The first 23 Alexander ALX300s entered service with Stagecoach Busways from early 1998 onwards, all of which were built on the Volvo B10BLE chassis. Stagecoach soon chose to standardise on ALX300s on the MAN 18.220 chassis by ordering 150 of the type following the Coach & Bus '97 expo, taking delivery of its first 28 for its Thames Transit subsidiary's Oxford operations from November 1998 onwards, followed by major batch orders for its Manchester, Busways, Transit, Cumberland, Fife Scottish and Bluebird subsidiaries.
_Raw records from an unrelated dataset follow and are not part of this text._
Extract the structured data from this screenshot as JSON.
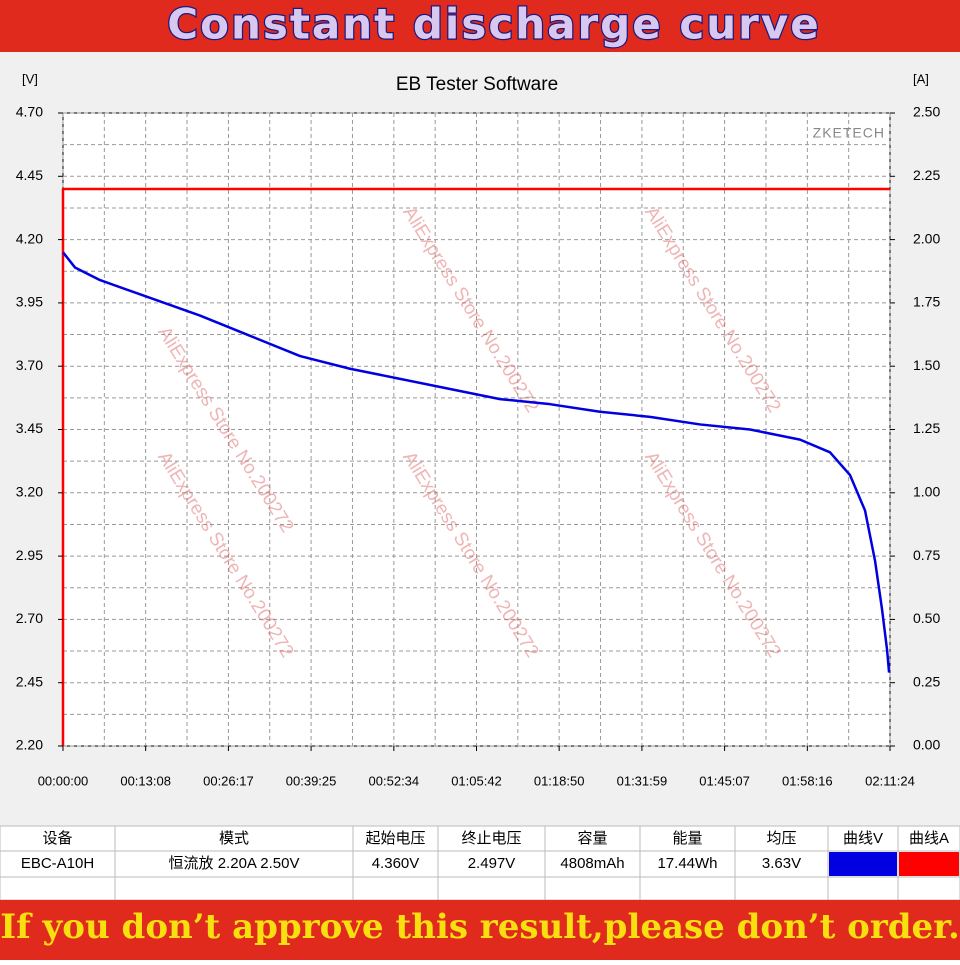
{
  "header": {
    "title": "Constant discharge curve"
  },
  "chart_data": {
    "type": "line",
    "title": "EB Tester Software",
    "brand": "ZKETECH",
    "y_unit": "[V]",
    "y2_unit": "[A]",
    "watermark": "AliExpress Store No.200272",
    "xlim": [
      0,
      7884
    ],
    "xticks": [
      {
        "value": 0,
        "label": "00:00:00"
      },
      {
        "value": 788,
        "label": "00:13:08"
      },
      {
        "value": 1577,
        "label": "00:26:17"
      },
      {
        "value": 2365,
        "label": "00:39:25"
      },
      {
        "value": 3154,
        "label": "00:52:34"
      },
      {
        "value": 3942,
        "label": "01:05:42"
      },
      {
        "value": 4730,
        "label": "01:18:50"
      },
      {
        "value": 5519,
        "label": "01:31:59"
      },
      {
        "value": 6307,
        "label": "01:45:07"
      },
      {
        "value": 7096,
        "label": "01:58:16"
      },
      {
        "value": 7884,
        "label": "02:11:24"
      }
    ],
    "ylim": [
      2.2,
      4.7
    ],
    "yticks": [
      {
        "value": 2.2,
        "label": "2.20"
      },
      {
        "value": 2.45,
        "label": "2.45"
      },
      {
        "value": 2.7,
        "label": "2.70"
      },
      {
        "value": 2.95,
        "label": "2.95"
      },
      {
        "value": 3.2,
        "label": "3.20"
      },
      {
        "value": 3.45,
        "label": "3.45"
      },
      {
        "value": 3.7,
        "label": "3.70"
      },
      {
        "value": 3.95,
        "label": "3.95"
      },
      {
        "value": 4.2,
        "label": "4.20"
      },
      {
        "value": 4.45,
        "label": "4.45"
      },
      {
        "value": 4.7,
        "label": "4.70"
      }
    ],
    "y2lim": [
      0,
      2.5
    ],
    "y2ticks": [
      {
        "value": 0,
        "label": "0.00"
      },
      {
        "value": 0.25,
        "label": "0.25"
      },
      {
        "value": 0.5,
        "label": "0.50"
      },
      {
        "value": 0.75,
        "label": "0.75"
      },
      {
        "value": 1,
        "label": "1.00"
      },
      {
        "value": 1.25,
        "label": "1.25"
      },
      {
        "value": 1.5,
        "label": "1.50"
      },
      {
        "value": 1.75,
        "label": "1.75"
      },
      {
        "value": 2,
        "label": "2.00"
      },
      {
        "value": 2.25,
        "label": "2.25"
      },
      {
        "value": 2.5,
        "label": "2.50"
      }
    ],
    "grid": true,
    "series": [
      {
        "name": "曲线V",
        "color": "#0000e0",
        "x": [
          0,
          114,
          353,
          829,
          1306,
          1783,
          2260,
          2736,
          3213,
          3690,
          4166,
          4643,
          5119,
          5596,
          6073,
          6549,
          7026,
          7312,
          7503,
          7646,
          7742,
          7808,
          7856,
          7875
        ],
        "values": [
          4.15,
          4.09,
          4.04,
          3.97,
          3.9,
          3.82,
          3.74,
          3.69,
          3.65,
          3.61,
          3.57,
          3.55,
          3.52,
          3.5,
          3.47,
          3.45,
          3.41,
          3.36,
          3.27,
          3.13,
          2.93,
          2.74,
          2.58,
          2.49
        ]
      },
      {
        "name": "曲线A",
        "color": "#ff0000",
        "axis": "y2",
        "x": [
          0,
          0,
          7884
        ],
        "values": [
          0,
          2.2,
          2.2
        ]
      }
    ]
  },
  "table": {
    "headers": [
      "设备",
      "模式",
      "起始电压",
      "终止电压",
      "容量",
      "能量",
      "均压"
    ],
    "rows": [
      [
        "EBC-A10H",
        "恒流放 2.20A 2.50V",
        "4.360V",
        "2.497V",
        "4808mAh",
        "17.44Wh",
        "3.63V"
      ]
    ]
  },
  "footer": {
    "text": "If you don’t approve this result,please don’t order."
  }
}
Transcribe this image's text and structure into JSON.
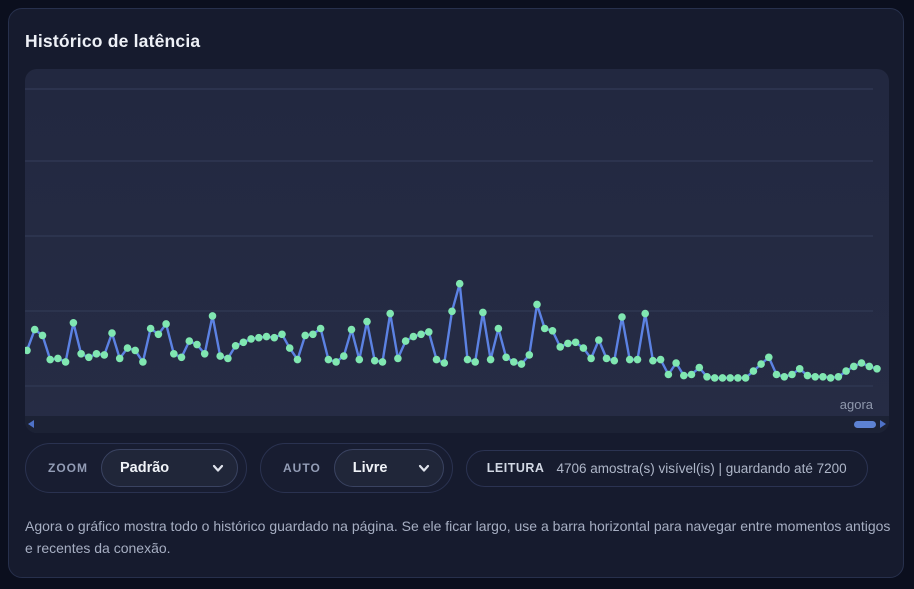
{
  "header": {
    "title": "Histórico de latência"
  },
  "chart_data": {
    "type": "line",
    "title": "Histórico de latência",
    "x_end_label": "agora",
    "xlabel": "",
    "ylabel": "",
    "ylim": [
      0,
      105
    ],
    "grid": true,
    "line_color": "#5c82e3",
    "point_color": "#80e7b1",
    "grid_color": "#2f3752",
    "values": [
      31,
      49,
      44,
      23,
      24,
      21,
      55,
      28,
      25,
      28,
      27,
      46,
      24,
      33,
      31,
      21,
      50,
      45,
      54,
      28,
      25,
      39,
      36,
      28,
      61,
      26,
      24,
      35,
      38,
      41,
      42,
      43,
      42,
      45,
      33,
      23,
      44,
      45,
      50,
      23,
      21,
      26,
      49,
      23,
      56,
      22,
      21,
      63,
      24,
      39,
      43,
      45,
      47,
      23,
      20,
      65,
      89,
      23,
      21,
      64,
      23,
      50,
      25,
      21,
      19,
      27,
      71,
      50,
      48,
      34,
      37,
      38,
      33,
      24,
      40,
      24,
      22,
      60,
      23,
      23,
      63,
      22,
      23,
      10,
      20,
      9,
      10,
      16,
      8,
      7,
      7,
      7,
      7,
      7,
      13,
      19,
      25,
      10,
      8,
      10,
      15,
      9,
      8,
      8,
      7,
      8,
      13,
      17,
      20,
      17,
      15
    ]
  },
  "controls": {
    "zoom": {
      "label": "ZOOM",
      "value": "Padrão"
    },
    "auto": {
      "label": "AUTO",
      "value": "Livre"
    },
    "reading": {
      "label": "LEITURA",
      "value": "4706 amostra(s) visível(is) | guardando até 7200",
      "samples_visible": 4706,
      "samples_max": 7200
    }
  },
  "footer": {
    "text": "Agora o gráfico mostra todo o histórico guardado na página. Se ele ficar largo, use a barra horizontal para navegar entre momentos antigos e recentes da conexão."
  },
  "colors": {
    "page_bg": "#0b0f1e",
    "card_bg": "#161b2e",
    "panel_bg": "#232940",
    "scrollbar_thumb": "#5d82d3",
    "scrollbar_arrow": "#4e72c8"
  }
}
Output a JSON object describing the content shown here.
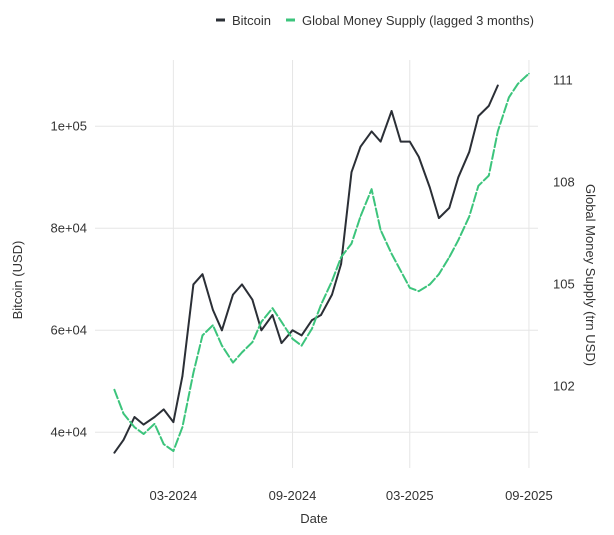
{
  "chart_data": {
    "type": "line",
    "xlabel": "Date",
    "x_ticks": [
      "03-2024",
      "09-2024",
      "03-2025",
      "09-2025"
    ],
    "x_tick_dates": [
      "2024-03-01",
      "2024-09-01",
      "2025-03-01",
      "2025-09-01"
    ],
    "x_range": [
      "2023-11-01",
      "2025-09-15"
    ],
    "grid": true,
    "legend_position": "top",
    "series": [
      {
        "name": "Bitcoin",
        "axis": "left",
        "color": "#2b2f36",
        "dates": [
          "2023-12-01",
          "2023-12-15",
          "2024-01-01",
          "2024-01-15",
          "2024-02-01",
          "2024-02-15",
          "2024-03-01",
          "2024-03-15",
          "2024-04-01",
          "2024-04-15",
          "2024-05-01",
          "2024-05-15",
          "2024-06-01",
          "2024-06-15",
          "2024-07-01",
          "2024-07-15",
          "2024-08-01",
          "2024-08-15",
          "2024-09-01",
          "2024-09-15",
          "2024-10-01",
          "2024-10-15",
          "2024-11-01",
          "2024-11-15",
          "2024-12-01",
          "2024-12-15",
          "2025-01-01",
          "2025-01-15",
          "2025-02-01",
          "2025-02-15",
          "2025-03-01",
          "2025-03-15",
          "2025-04-01",
          "2025-04-15",
          "2025-05-01",
          "2025-05-15",
          "2025-06-01",
          "2025-06-15",
          "2025-07-01",
          "2025-07-15"
        ],
        "values": [
          36000,
          38500,
          43000,
          41500,
          43000,
          44500,
          42000,
          51000,
          69000,
          71000,
          64000,
          60000,
          67000,
          69000,
          66000,
          60000,
          63000,
          57500,
          60000,
          59000,
          62000,
          63000,
          67000,
          73000,
          91000,
          96000,
          99000,
          97000,
          103000,
          97000,
          97000,
          94000,
          88000,
          82000,
          84000,
          90000,
          95000,
          102000,
          104000,
          108000
        ]
      },
      {
        "name": "Global Money Supply (lagged 3 months)",
        "axis": "right",
        "color": "#3cc47c",
        "dates": [
          "2023-12-01",
          "2023-12-15",
          "2024-01-01",
          "2024-01-15",
          "2024-02-01",
          "2024-02-15",
          "2024-03-01",
          "2024-03-15",
          "2024-04-01",
          "2024-04-15",
          "2024-05-01",
          "2024-05-15",
          "2024-06-01",
          "2024-06-15",
          "2024-07-01",
          "2024-07-15",
          "2024-08-01",
          "2024-08-15",
          "2024-09-01",
          "2024-09-15",
          "2024-10-01",
          "2024-10-15",
          "2024-11-01",
          "2024-11-15",
          "2024-12-01",
          "2024-12-15",
          "2025-01-01",
          "2025-01-15",
          "2025-02-01",
          "2025-02-15",
          "2025-03-01",
          "2025-03-15",
          "2025-04-01",
          "2025-04-15",
          "2025-05-01",
          "2025-05-15",
          "2025-06-01",
          "2025-06-15",
          "2025-07-01",
          "2025-07-15",
          "2025-08-01",
          "2025-08-15",
          "2025-09-01"
        ],
        "values": [
          101.9,
          101.2,
          100.8,
          100.6,
          100.9,
          100.3,
          100.1,
          100.8,
          102.4,
          103.5,
          103.8,
          103.2,
          102.7,
          103.0,
          103.3,
          103.9,
          104.3,
          103.9,
          103.4,
          103.2,
          103.7,
          104.4,
          105.1,
          105.8,
          106.2,
          107.0,
          107.8,
          106.6,
          105.9,
          105.4,
          104.9,
          104.8,
          105.0,
          105.3,
          105.8,
          106.3,
          107.0,
          107.9,
          108.2,
          109.5,
          110.5,
          110.9,
          111.2
        ]
      }
    ],
    "left_axis": {
      "label": "Bitcoin (USD)",
      "ticks": [
        "4e+04",
        "6e+04",
        "8e+04",
        "1e+05"
      ],
      "tick_values": [
        40000,
        60000,
        80000,
        100000
      ],
      "range": [
        33000,
        113000
      ]
    },
    "right_axis": {
      "label": "Global Money Supply (trn USD)",
      "ticks": [
        "102",
        "105",
        "108",
        "111"
      ],
      "tick_values": [
        102,
        105,
        108,
        111
      ],
      "range": [
        99.6,
        111.6
      ]
    }
  }
}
Orders for ALX300s on the MAN chassis continued following the group's rebranding in November 2000, despite the arrival of the Alexander Dennis Enviro300 in 2001, which was aimed at the ALX300's market. The first ALX300s ordered following this rebrand were delivered to Stagecoach East in late 2001, with 40 ALX300s on MAN 18.220 chassis being used to relaunch its Cambridge bus network under the 'citi' brand. Stagecoach North East, formed from the combination of the Busways and Transit operations, took delivery of an additional 71 ALX300s between 2003 and 2006, while further orders were delivered to the group's Bluebird, East Scotland, Lincolnshire, Manchester, and West Scotland operations up until 2006. The final ALX300s for the group, as well as the final ALX300s produced, were delivered to Stagecoach Yorkshire in 2007, after which Stagecoach moved over to the Alexander Dennis Enviro300 on MAN 18.240 chassis as its standard single-deck bus.

Compared to the large quantity purchased by the Stagecoach Group, Alexander ALX300s were sold in smaller numbers to independent operators and other bus operating groups. Arriva were the second-largest operator of ALX300s, with 51 delivered on DAF SB220 chassis for Arriva Yorkshire during 1998, with smaller numbers on Volvo B10BLE chassis following for Arriva Fox County, Arriva Manchester, Arriva Northumbria and Arriva The Shires during 2000; First Glasgow also took delivery of 32 of the type that same year, these being the only ALX300s purchased by the FirstGroup.

Independent operators of Alexander ALX300s included East Yorkshire Motor Services, who took delivery of ten ALX300s on Volvo B10BLE chassis in May 2000, with ten more on MAN 18.220 chassis being delivered to the operator in July 2002.